Understanding the Basics of Electrical Controls
Every home has circuit breakers to protect electrical devices and the house from damage, fires, or electrocution. Breakers trip (that is, shut off) when they see too much current coming through a circuit.
Students have plenty of experience using appliances like torches and mobile phones that depend on electric circuits to work. But they often need clarification about what happens when a battery switches on and lights up a bulb.
Relays are electromechanical devices that convert low-voltage signals of electrical controls, either AC or DC, across their terminals into a pulling mechanical force that operates a set of electrical contacts. Relays are used to assemble logical circuits that perform more complex functions.
Large relays can handle high currents and are often employed to switch motors or other heavy loads. More miniature reed relays are also helpful in controlling analog signals from sensors or connecting to other controls.
A common type of control relay is a single-pole, single-throw (SPST), which has two terminals that can be connected or disconnected, including one for the coil. Some relays have a normally open, timed-close contact, which closes when the coil is powered but only after it has been continuously powered for a specific amount of time.
This type of contact is sometimes referred to as Form C or “transfer” contact (“break before make” functionality). Other relays may have different configurations of poles and throws, such as double-pole double-throw (SPDT), which has five terminals, including two for the coil.
Switches, those seemingly mundane devices found in every home and industry, play a vital role in the operation of modern technology. These electromechanical marvels act as gatekeepers, controlling the flow of electric current within circuits. From simple light switches illuminating our rooms to complex industrial switches regulating intricate processes, they contribute significantly to our daily lives.
Beyond functionality, the electric equipment manufacturer also considers aesthetics and user experience. Switches come in various sizes, styles, and finishes to complement different environments and user preferences. From sleek and modern designs to classic and traditional styles, there’s a switch to match every taste and application.

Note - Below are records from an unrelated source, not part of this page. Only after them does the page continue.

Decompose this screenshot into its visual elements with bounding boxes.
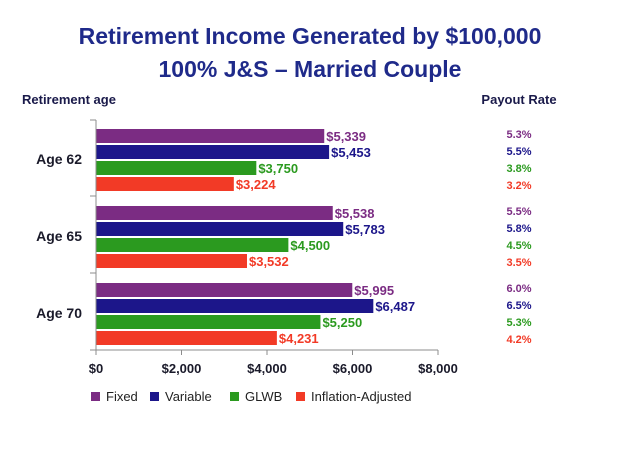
- x-tick-label: $6,000: [333, 361, 373, 376]
- legend: Fixed Variable GLWB Inflation-Adjusted: [91, 389, 411, 404]
- payout-rate-value: 5.5%: [506, 146, 531, 158]
- data-label: $5,250: [322, 315, 362, 330]
- x-tick-label: $0: [89, 361, 103, 376]
- bars-group: $5,339 5.3% $5,453 5.5% $3,750 3.8% $3,224 3.2%…: [96, 129, 532, 346]
- x-tick-label: $4,000: [247, 361, 287, 376]
- axes-group: Age 62 Age 65 Age 70 $0 $2,000 $4,000 $6,000 $8…: [36, 119, 458, 376]
- chart-title: Retirement Income Generated by $100,000: [79, 23, 542, 49]
- legend-swatch-inflation-adjusted: [296, 392, 305, 401]
- bar-variable-1: [96, 222, 344, 236]
- legend-label: GLWB: [245, 389, 282, 404]
- payout-rate-value: 6.0%: [506, 283, 531, 295]
- legend-label: Variable: [165, 389, 212, 404]
- bar-inflation-adjusted-2: [96, 331, 277, 345]
- payout-rate-value: 6.5%: [506, 300, 531, 312]
- data-label: $5,453: [331, 145, 371, 160]
- legend-label: Fixed: [106, 389, 138, 404]
- data-label: $5,995: [354, 283, 394, 298]
- data-label: $3,532: [249, 254, 289, 269]
- data-label: $5,339: [326, 129, 366, 144]
- payout-rate-header: Payout Rate: [481, 92, 556, 107]
- bar-variable-2: [96, 299, 374, 313]
- x-tick-label: $8,000: [418, 361, 458, 376]
- payout-rate-value: 4.2%: [506, 334, 531, 346]
- bar-inflation-adjusted-0: [96, 177, 234, 191]
- bar-inflation-adjusted-1: [96, 254, 247, 268]
- category-label-age-65: Age 65: [36, 228, 82, 244]
- bar-variable-0: [96, 145, 330, 159]
- bar-glwb-2: [96, 315, 321, 329]
- payout-rate-value: 3.2%: [506, 180, 531, 192]
- legend-swatch-fixed: [91, 392, 100, 401]
- legend-swatch-variable: [150, 392, 159, 401]
- payout-rate-value: 3.5%: [506, 257, 531, 269]
- data-label: $5,783: [345, 222, 385, 237]
- payout-rate-value: 3.8%: [506, 163, 531, 175]
- bar-glwb-1: [96, 238, 289, 252]
- payout-rate-value: 4.5%: [506, 240, 531, 252]
- data-label: $4,231: [279, 331, 319, 346]
- payout-rate-value: 5.8%: [506, 223, 531, 235]
- category-label-age-62: Age 62: [36, 151, 82, 167]
- legend-swatch-glwb: [230, 392, 239, 401]
- data-label: $5,538: [335, 206, 375, 221]
- payout-rate-value: 5.3%: [506, 129, 531, 141]
- bar-fixed-2: [96, 283, 353, 297]
- x-tick-label: $2,000: [162, 361, 202, 376]
- payout-rate-value: 5.3%: [506, 317, 531, 329]
- data-label: $4,500: [290, 238, 330, 253]
- bar-fixed-1: [96, 206, 333, 220]
- y-axis-label: Retirement age: [22, 92, 116, 107]
- data-label: $3,750: [258, 161, 298, 176]
- data-label: $3,224: [236, 177, 277, 192]
- legend-label: Inflation-Adjusted: [311, 389, 411, 404]
- payout-rate-value: 5.5%: [506, 206, 531, 218]
- bar-glwb-0: [96, 161, 257, 175]
- data-label: $6,487: [375, 299, 415, 314]
- bar-fixed-0: [96, 129, 325, 143]
- category-label-age-70: Age 70: [36, 305, 82, 321]
- chart-subtitle: 100% J&S – Married Couple: [159, 56, 462, 82]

The contacts of a switch can be in one of two states: “closed,” allowing electricity to flow between the contacts, or “open,” which disconnects the contacts and stops the current. A mechanism (often a knob or actuator) is used to transition the switch between its two states.
The switch’s power rating is the amount of electric current it can safely handle. Switches operating in high-power applications must be specially constructed to ensure minimal power loss, smooth transition between the on and off positions, and protection against destructive arcing between open and closed contacts.

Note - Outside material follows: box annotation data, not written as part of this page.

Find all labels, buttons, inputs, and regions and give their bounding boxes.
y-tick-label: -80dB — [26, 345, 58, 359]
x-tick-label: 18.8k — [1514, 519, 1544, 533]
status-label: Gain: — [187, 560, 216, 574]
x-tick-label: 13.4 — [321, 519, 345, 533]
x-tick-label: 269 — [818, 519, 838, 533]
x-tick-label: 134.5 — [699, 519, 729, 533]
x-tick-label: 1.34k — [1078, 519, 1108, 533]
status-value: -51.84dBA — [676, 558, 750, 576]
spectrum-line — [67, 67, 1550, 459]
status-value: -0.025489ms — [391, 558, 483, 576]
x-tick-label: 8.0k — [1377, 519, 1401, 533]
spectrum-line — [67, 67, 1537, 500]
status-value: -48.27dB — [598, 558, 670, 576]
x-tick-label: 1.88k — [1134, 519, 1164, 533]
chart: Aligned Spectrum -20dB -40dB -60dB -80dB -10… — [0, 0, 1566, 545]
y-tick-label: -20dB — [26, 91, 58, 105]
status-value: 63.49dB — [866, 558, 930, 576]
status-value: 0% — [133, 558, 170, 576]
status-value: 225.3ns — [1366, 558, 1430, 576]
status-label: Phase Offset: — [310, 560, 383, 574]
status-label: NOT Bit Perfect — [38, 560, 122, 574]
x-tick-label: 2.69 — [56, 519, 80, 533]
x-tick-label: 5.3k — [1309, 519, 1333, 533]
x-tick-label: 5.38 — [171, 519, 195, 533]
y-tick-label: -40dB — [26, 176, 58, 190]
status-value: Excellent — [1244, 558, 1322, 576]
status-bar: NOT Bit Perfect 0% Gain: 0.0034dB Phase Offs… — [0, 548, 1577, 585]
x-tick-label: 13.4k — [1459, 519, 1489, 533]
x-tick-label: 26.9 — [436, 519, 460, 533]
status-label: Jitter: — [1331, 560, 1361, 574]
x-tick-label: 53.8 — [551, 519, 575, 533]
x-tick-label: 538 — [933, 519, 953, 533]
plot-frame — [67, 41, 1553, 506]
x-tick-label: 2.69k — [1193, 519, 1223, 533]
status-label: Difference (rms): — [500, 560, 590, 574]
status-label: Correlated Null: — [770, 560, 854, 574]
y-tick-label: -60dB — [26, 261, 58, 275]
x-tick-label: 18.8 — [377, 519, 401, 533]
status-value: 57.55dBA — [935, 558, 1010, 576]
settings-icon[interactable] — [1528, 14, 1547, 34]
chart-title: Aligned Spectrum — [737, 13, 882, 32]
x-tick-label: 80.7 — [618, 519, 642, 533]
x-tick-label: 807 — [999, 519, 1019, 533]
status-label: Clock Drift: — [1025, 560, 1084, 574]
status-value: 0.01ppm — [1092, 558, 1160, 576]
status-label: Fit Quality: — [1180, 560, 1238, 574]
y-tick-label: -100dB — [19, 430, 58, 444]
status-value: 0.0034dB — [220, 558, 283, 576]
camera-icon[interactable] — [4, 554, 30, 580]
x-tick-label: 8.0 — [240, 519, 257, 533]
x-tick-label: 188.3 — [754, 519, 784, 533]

A switch’s number of poles and throws tells its precise function; for example, a single-pole, double-throw switch is an internal polarity reversing device. Contact and terminal plating materials also affect a switch’s responsiveness, reliability, cost, and durability.

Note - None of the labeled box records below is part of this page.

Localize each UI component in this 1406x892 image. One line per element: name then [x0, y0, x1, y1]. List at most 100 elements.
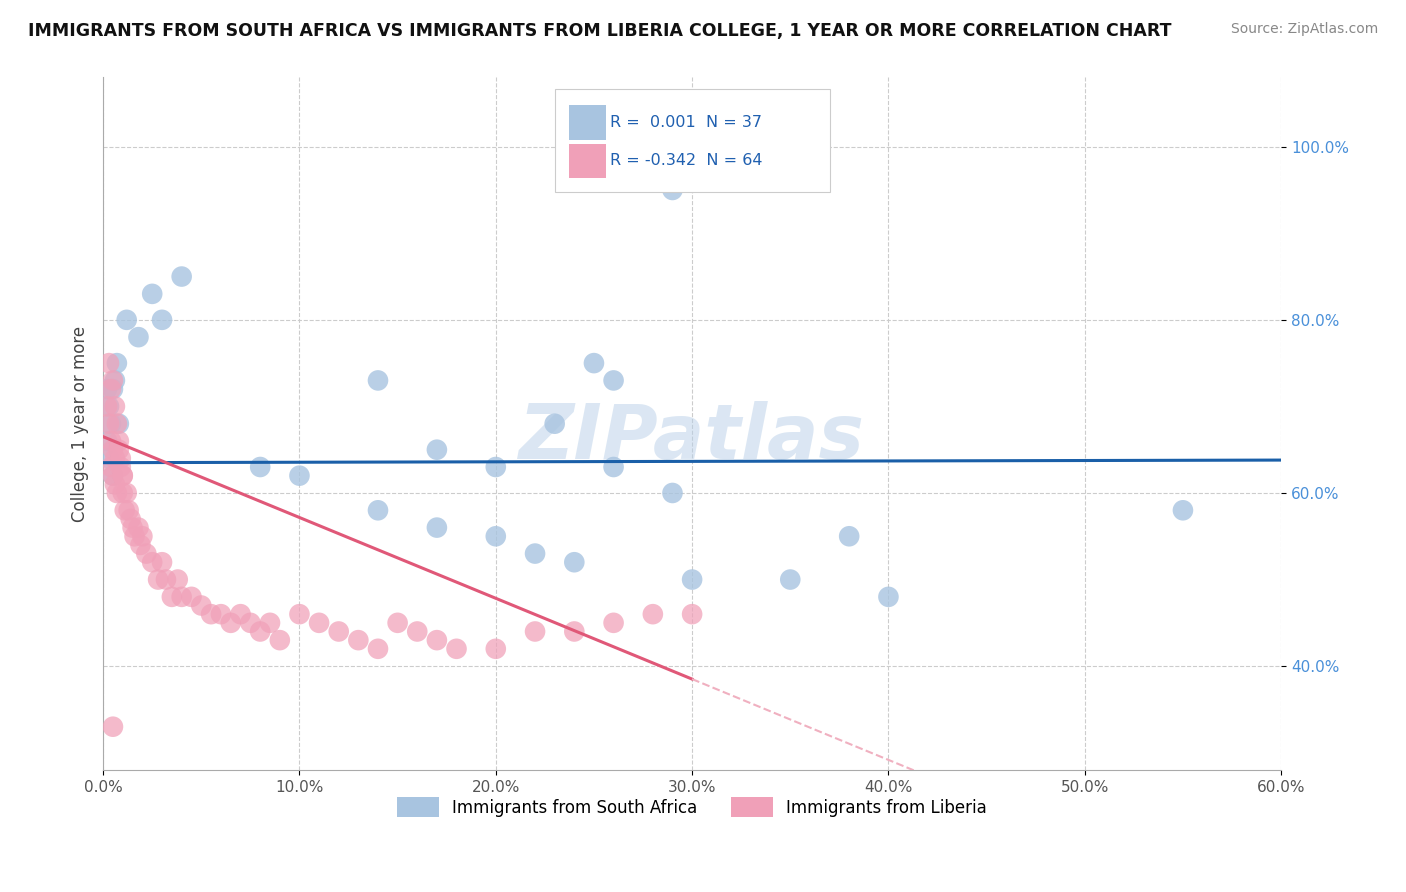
- Point: [104, 400, 127, 414]
- Point: [101, 468, 124, 483]
- Point: [838, 529, 860, 543]
- Point: [105, 486, 128, 500]
- Point: [135, 547, 157, 561]
- Point: [150, 313, 173, 327]
- Point: [96, 434, 118, 448]
- Legend: Immigrants from South Africa, Immigrants from Liberia: Immigrants from South Africa, Immigrants…: [391, 790, 994, 824]
- Point: [328, 624, 350, 639]
- Point: [124, 529, 146, 543]
- Point: [121, 520, 143, 534]
- Point: [131, 529, 153, 543]
- Point: [104, 477, 127, 491]
- Point: [562, 555, 585, 569]
- Point: [108, 442, 131, 457]
- Point: [367, 503, 389, 517]
- Point: [308, 615, 330, 630]
- Point: [111, 468, 134, 483]
- Point: [127, 520, 149, 534]
- Point: [485, 460, 508, 475]
- Point: [641, 607, 664, 622]
- Point: [114, 503, 136, 517]
- Point: [485, 641, 508, 656]
- Point: [249, 624, 271, 639]
- Point: [104, 451, 127, 466]
- Y-axis label: College, 1 year or more: College, 1 year or more: [72, 326, 89, 522]
- Point: [661, 486, 683, 500]
- Point: [115, 313, 138, 327]
- Point: [219, 615, 242, 630]
- Point: [110, 451, 132, 466]
- Point: [166, 573, 188, 587]
- Point: [426, 633, 449, 648]
- Point: [681, 573, 703, 587]
- Point: [170, 269, 193, 284]
- Point: [877, 590, 900, 604]
- Point: [200, 607, 222, 622]
- Point: [108, 434, 131, 448]
- Point: [100, 417, 122, 431]
- Point: [779, 573, 801, 587]
- Point: [681, 607, 703, 622]
- Point: [544, 417, 567, 431]
- Point: [485, 529, 508, 543]
- Point: [141, 286, 163, 301]
- Point: [269, 633, 291, 648]
- Point: [98, 400, 121, 414]
- Point: [602, 460, 624, 475]
- Point: [129, 538, 152, 552]
- Point: [602, 615, 624, 630]
- Point: [96, 400, 118, 414]
- Point: [288, 468, 311, 483]
- Point: [118, 503, 141, 517]
- Point: [180, 590, 202, 604]
- Point: [160, 590, 183, 604]
- Point: [115, 486, 138, 500]
- Point: [111, 486, 134, 500]
- Point: [98, 451, 121, 466]
- Point: [367, 641, 389, 656]
- Text: Source: ZipAtlas.com: Source: ZipAtlas.com: [1230, 22, 1378, 37]
- Point: [582, 356, 605, 370]
- Point: [150, 555, 173, 569]
- Point: [100, 434, 122, 448]
- Point: [446, 641, 468, 656]
- Point: [367, 373, 389, 387]
- Point: [100, 460, 122, 475]
- Point: [1171, 503, 1194, 517]
- Point: [259, 615, 281, 630]
- Point: [426, 520, 449, 534]
- Point: [170, 590, 193, 604]
- Point: [141, 555, 163, 569]
- Point: [720, 139, 742, 153]
- Text: R =  0.001  N = 37: R = 0.001 N = 37: [610, 115, 762, 129]
- Text: ZIPatlas: ZIPatlas: [519, 401, 865, 475]
- Point: [387, 615, 409, 630]
- Point: [105, 356, 128, 370]
- Point: [98, 417, 121, 431]
- Point: [524, 624, 547, 639]
- Point: [101, 442, 124, 457]
- Point: [101, 382, 124, 396]
- Point: [110, 460, 132, 475]
- Point: [108, 417, 131, 431]
- Point: [602, 373, 624, 387]
- Point: [426, 442, 449, 457]
- Point: [249, 460, 271, 475]
- Point: [524, 547, 547, 561]
- Point: [661, 183, 683, 197]
- Point: [155, 573, 177, 587]
- Point: [209, 607, 232, 622]
- Point: [104, 373, 127, 387]
- Point: [288, 607, 311, 622]
- Point: [190, 599, 212, 613]
- Point: [111, 468, 134, 483]
- Text: R = -0.342  N = 64: R = -0.342 N = 64: [610, 153, 762, 168]
- Point: [100, 382, 122, 396]
- Point: [146, 573, 169, 587]
- Point: [101, 373, 124, 387]
- Point: [120, 512, 142, 526]
- Point: [101, 720, 124, 734]
- Point: [239, 615, 262, 630]
- Point: [96, 382, 118, 396]
- Point: [105, 417, 128, 431]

Contactors are heavy-duty electromagnetic switches commonly used to control motors and large lighting loads. They work similarly to relays but handle higher current and voltage rates.
They have a power contact and an auxiliary contact connected by a contact spring. These contacts must have stable arc resistance and high welding resistance. They also must be able to withstand mechanical stress and erosion.
The power contact is stationary, while the auxiliary is movable. They connect when the coil is energized and disconnect when it’s de-energized. The power contact is the only one from which the full load current will flow.
The auxiliary contact is usually labeled with two-digit numbers on the device’s body; the first number indicates the order, and the second shows the function. Contactors have a built-in arc chute to suppress the electrical arc that may form during switching. This reduces wear on the contacts and extends their lifespan.
A load is a device that consumes power. It can be an appliance, a light, or any electricity equipment. Electrical engineers often discuss the load a device consumes and its role in power systems.
There are three basic types of electrical loads: resistive, capacitive, and inductive. Resistive loads contain a heating element that converts electrical energy into thermal energy. Examples include light bulbs, toasters, and electric water heaters. In this type of load, the current waveform is in phase with the voltage waveform. They reach the maximum peak at the same time and also reach zero peaks simultaneously. The power factor of this load is unity.
Capacitive loads rely on capacitors to store electrical energy. Their current waveform leads to the voltage waveform. This leads to a power factor that is less than unity and either leading or lagging. Inductive loads have wire coils that create individual inductive fields—their current waveform peaks immediately after the voltage sine wave peaks.